Right! Say we had this code:
- # Filter out bad records.
- cleaned_goat_scores = clean_goat_scores(raw_goat_scores)
- # Compute difference scores.
- compute_change(cleaned_goat_scores)
- # Do something with scores.
- do_something(cleaned_goat_scores)
By the time do_something
gets cleaned_goat_scores
, it has already has the new field added.
Let's put this in with the rest of the program.
- # Show total differences in before and after scores.
- # Written by the Scoobies, July 19, Year of the Dragon.
- import csv
- def read_csv_data_set(file_name):
- '''
- Read a data set from a CSV file.
- Parameters
- ----------
- file_name : string
- Name of the CSV file in the current folder.
- Returns
- -------
- data_set : List of dictionaries.
- Data set.
- '''
- # Create a list to be the return value.
- data_set = []
- with open('./' + file_name) as file:
- file_csv = csv.DictReader(file)
- # Put each row into the return list.
- for row in file_csv:
- data_set.append(row)
- return data_set
- def is_record_ok(record):
- '''
- Check whether a record of goat test scores is OK.
- Parameters
- ----------
- record : dictionary
- Data co check.
- Returns
- -------
- bool
- True if the data is valid.
- '''
- # Check name.
- goat_name = record['Goat']
- if goat_name == '' or goat_name == None:
- return False
- # Check Before value.
- before = record['Before']
- if not is_score_ok(before):
- return False
- # Check After value.
- after = record['After']
- if not is_score_ok(after):
- return False
- return True
- def is_score_ok(score_in):
- '''
- Test whether a string is a valid score.
- Parameters
- ----------
- score_in : string
- Value to check.
- Returns
- -------
- bool
- True if the score is valid.
- '''
- # Is it a number?
- try:
- score_number = float(score_in)
- except Exception:
- return False
- # Check range.
- if score_number < 0 or score_number > 100:
- return False
- # All OK.
- return True
- def clean_goat_scores(raw_goat_scores):
- '''
- Remove records with bad data (case-wise deletion)
- Parameters
- ----------
- raw_goat_scores : List of dictionaries
- Goat scores data set.
- Returns
- -------
- clean_scores : List of dictionaries
- Cleaned goat scores data set.
- '''
- clean_scores = []
- for raw_record in raw_goat_scores:
- if is_record_ok(raw_record):
- clean_record = {
- 'Goat': raw_record['Goat'],
- 'Before': float(raw_record['Before']),
- 'After': float(raw_record['After'])
- }
- clean_scores.append(clean_record)
- return clean_scores
- def compute_change(goat_scores):
- '''
- Add score differences to the data set.
- The data is changed in-place.
- Parameters
- ----------
- goat_scores : list
- A list of dictionaries with the goats' score.
- Returns
- -------
- Nothing.
- '''
- # Loop over list.
- for goat_record in goat_scores:
- # Compute difference.
- change = goat_record['After'] - goat_record['Before']
- # Add difference field to the dictionary.
- goat_record['Difference'] = change
- # Main program ----------------------------------------
- # Read goat scores from CSV file.
- raw_goat_scores = read_csv_data_set('db-lesson-scores-bad-data.csv')
- # Filter out bad records.
- cleaned_goat_scores = clean_goat_scores(raw_goat_scores)
- # Compute difference scores.
- compute_change(clean_goat_scores)
- # Analysis.
- total_difference = 0
- for goat in cleaned_goat_scores:
- total_difference += goat['Difference']
- print('Total difference: ' + str(total_difference))

Ray
That's a lotta code!
It is, 146 lines.
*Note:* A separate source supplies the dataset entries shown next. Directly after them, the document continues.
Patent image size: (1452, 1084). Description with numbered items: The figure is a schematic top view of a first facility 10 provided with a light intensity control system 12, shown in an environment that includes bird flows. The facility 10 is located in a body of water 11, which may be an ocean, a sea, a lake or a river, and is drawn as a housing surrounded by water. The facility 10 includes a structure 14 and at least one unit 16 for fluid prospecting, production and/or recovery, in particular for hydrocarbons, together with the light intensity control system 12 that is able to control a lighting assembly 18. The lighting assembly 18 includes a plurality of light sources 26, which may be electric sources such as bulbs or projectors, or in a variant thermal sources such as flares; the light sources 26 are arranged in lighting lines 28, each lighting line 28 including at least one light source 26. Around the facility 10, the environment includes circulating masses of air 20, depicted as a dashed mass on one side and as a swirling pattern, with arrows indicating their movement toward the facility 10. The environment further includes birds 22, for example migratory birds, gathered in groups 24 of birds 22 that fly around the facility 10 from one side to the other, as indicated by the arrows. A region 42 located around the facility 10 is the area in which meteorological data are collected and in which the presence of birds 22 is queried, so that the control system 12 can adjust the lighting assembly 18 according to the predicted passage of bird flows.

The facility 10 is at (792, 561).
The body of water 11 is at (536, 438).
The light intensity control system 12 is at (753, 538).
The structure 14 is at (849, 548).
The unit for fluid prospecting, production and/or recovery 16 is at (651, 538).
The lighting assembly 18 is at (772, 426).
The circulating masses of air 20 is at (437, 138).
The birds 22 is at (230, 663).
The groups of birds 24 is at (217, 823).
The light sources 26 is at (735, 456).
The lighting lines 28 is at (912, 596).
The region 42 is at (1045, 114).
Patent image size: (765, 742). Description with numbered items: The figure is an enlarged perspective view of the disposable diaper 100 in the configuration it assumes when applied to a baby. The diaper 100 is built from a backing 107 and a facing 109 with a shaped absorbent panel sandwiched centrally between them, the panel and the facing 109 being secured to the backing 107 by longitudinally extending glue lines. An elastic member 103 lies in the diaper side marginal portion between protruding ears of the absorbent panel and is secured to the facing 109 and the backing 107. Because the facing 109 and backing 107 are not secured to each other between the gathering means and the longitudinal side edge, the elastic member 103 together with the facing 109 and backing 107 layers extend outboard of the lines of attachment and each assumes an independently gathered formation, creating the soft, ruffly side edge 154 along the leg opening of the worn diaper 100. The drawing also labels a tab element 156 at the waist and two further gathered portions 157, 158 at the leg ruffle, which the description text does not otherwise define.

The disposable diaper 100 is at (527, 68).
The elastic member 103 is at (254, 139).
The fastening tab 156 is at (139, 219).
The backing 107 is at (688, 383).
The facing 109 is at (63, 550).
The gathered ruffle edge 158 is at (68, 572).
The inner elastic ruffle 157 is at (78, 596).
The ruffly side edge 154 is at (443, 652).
For a beginning course, that's a lotta code.
Ray, did you have trouble understanding the program?

Ray
No, not really. We'd seen all the pieces before.
Right. The key is not to panic when you see a big program, or get a task you haven't done before. Use patterns. Break it down into chunks. Focus on one thing at a time.
You know a lot of useful stuff.

Ray
You're right. I'm feeling more confident.
Changey changey
Let's see how you would change the program, something that happens a lot in business analytics. Like, a lot a lot.
You want to change the maximum allowed score from 100 to 120. So 110 is no longer a bad value to be filtered out.
Where in the program would you make the change? Ray?

Ray
I'd change the function is_score_ok
.
How did you know to choose that?

Ray
It's right there in the main program's comments.
- # Filter out bad records.
- cleaned_goat_scores = clean_goat_scores(raw_goat_scores)
clean_goat_scores
calls is_record_ok
:
- if is_record_ok(raw_record):
In is_record_ok
, you've got:
- # Check Before value.
- before = record['Before']
- if not is_score_ok(before):
Looks is_score_ok
is what I want, if I want to allow scores up to 120. is_score_ok
says:
- # Check range.
- if score_number < 0 or score_number > 100
There's the thing I want to change.
Right!
The functions and comments help you drill down through the program, to find the code you need to change.
OK, we're done with data preparation.

Adela
We've had a buncha lessons on data cleaning. Do RL (real life) programmers spend a lotta time on that?
Aye, they do. You might hear old timers say GIGO, for garbage in, garbage out. If the data going in is flaky, do you trust the results coming out?
Summary
- Often with business data, you want to analyze fields that aren't in the data set directly.
- A computed field is a value added to each record based on a computation, usually from other fields
- You can modify a data set that's passed in to a function as a parameter.
Exercise
Goatball point spread
Goatball is a popular sport on Vuohen saari. There are only two teams, the Typerä and the Vakava, but there's nothing else going on, so it's popular. Cthulhu wants to know about goatball point spreads.
Point spread is the difference between scores in a game. So if:
- The New York Nannies scored 10 points and the Buffalo Billies scored 7, the spread would be 3 for the game.
- The Brisbane Bed Bugs scored 11 points and the Yosemite Yolks scores 16, the spread would be 5.
- The average of the spreads for the games would be (3+5)/2 = 4.
Download the data set. Here's part of it:
- "Typera","Vakava"
- 6,7
- 8,4
- 3,4
- 9,"low"
- 7,5
- 3,6
Each row is the points scored in one game. Both values should be integers from 0 to 15. Only analyze records with valid data.
Here's the output:
- Goatball
- ========
- Typera wins: 28
- Vakava wins: 28
- Draws: 14
- Average spread: 1.97
Extra requirements:
- Write a function called
add_spread_field
that takes a data set, and adds a field calledSpread
to each record. It returns nothing. - Write a function called
count_results
that takes a data set, and returns three values:typera_wins
,vakava_wins
, anddraws
. - Write a function called
compute_average_spread
that takes a data set, and returns the average ofSpread
.
Upload a zip of your project folder. The usual coding standards apply.